No están los tiempos para ir por libre ni para reclamar derechos de autodeterminación. Lo ocurrido con el Martes Santo y la procesión del Santo Ángel deja claro que los pulsos a la autoridad se acaban perdiendo y viendo frustrados los sueños por muy argumentados y razonables que puedan parecer. Con el Martes Santo, ocho hermandades quisieron mantener una estructura que había salido de forma excepcional, en las dos acepciones del adjetivo. Tenían razón, pero la perdieron cuando desafiaron a quien tiene el poder de decidir y crearon un forofismo propio del fútbol. De aquel duelo, un muerto: San Esteban, que ha salido claramente perjudicada. No se ha sido sensible por un lado ni por otro con una cofradía que ya el año pasado resultó herida y que no fue capaz de levantar la voz ni de presentar esa alternativa que tenía preparada. Quiso seguir fiel a ese lobby que se había formado y en el que tampoco estaba cómoda. Esas amistades a las que prefirió defender llegaron a filtrar un plan que la hubiera llevado al penúltimo lugar: «O te unes a nosotros, o te vas al final», se deslizó.

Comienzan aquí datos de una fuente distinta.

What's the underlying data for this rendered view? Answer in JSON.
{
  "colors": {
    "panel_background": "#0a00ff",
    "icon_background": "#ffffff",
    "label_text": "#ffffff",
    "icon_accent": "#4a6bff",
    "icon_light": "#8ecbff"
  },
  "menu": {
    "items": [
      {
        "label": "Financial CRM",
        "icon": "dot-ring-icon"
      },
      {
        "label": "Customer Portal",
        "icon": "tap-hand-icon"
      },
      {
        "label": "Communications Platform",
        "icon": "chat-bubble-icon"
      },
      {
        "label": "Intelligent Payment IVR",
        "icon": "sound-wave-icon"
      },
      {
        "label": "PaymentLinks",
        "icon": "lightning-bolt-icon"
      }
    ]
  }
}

Al Consejo no le tembló el pulso, como tampoco le ha temblado a la autoridad eclesiástica, que ha aplicado el 678 (una especie de 155 del Derecho Canónico) para desautorizar la procesión del Cristo de los Desamparados. El clero regular ya no tiene la fuerza de antaño y en el Palacio Arzobispal no gustan los desafíos. Ese canon dice que «los religiosos están sujetos a la potestad de los obispos, a quienes han de seguir con piadosa sumisión y respeto, en aquello que se refiere a la cura de almas, al ejercicio público del culto divino y a otras obras de apostolado». Y se acabó la historia.
A partir de ahora, a lo único que debe apelarse es al ejercicio de la caridad cristiana, de una parte y de otra, sabiendo siempre quién encarna el magisterio. Y aquí, el poder no puede nunca dejar de abrir el corazón a las distintas inquietudes si son loables. Los hermanos mayores del Martes Santo deben ser escuchados y a la comunidad del Santo Ángel no puede tratársele como a cuatro vecinos que quieren montar una cofradía. Lo tiene todo: la excelencia de una imagen que ya quisiera la mayoría con unción y devoción y uno de los templos de mayor vida de la ciudad. No se puede negar que pastoralmente es conveniente. Ahí está la base de la religiosidad popular.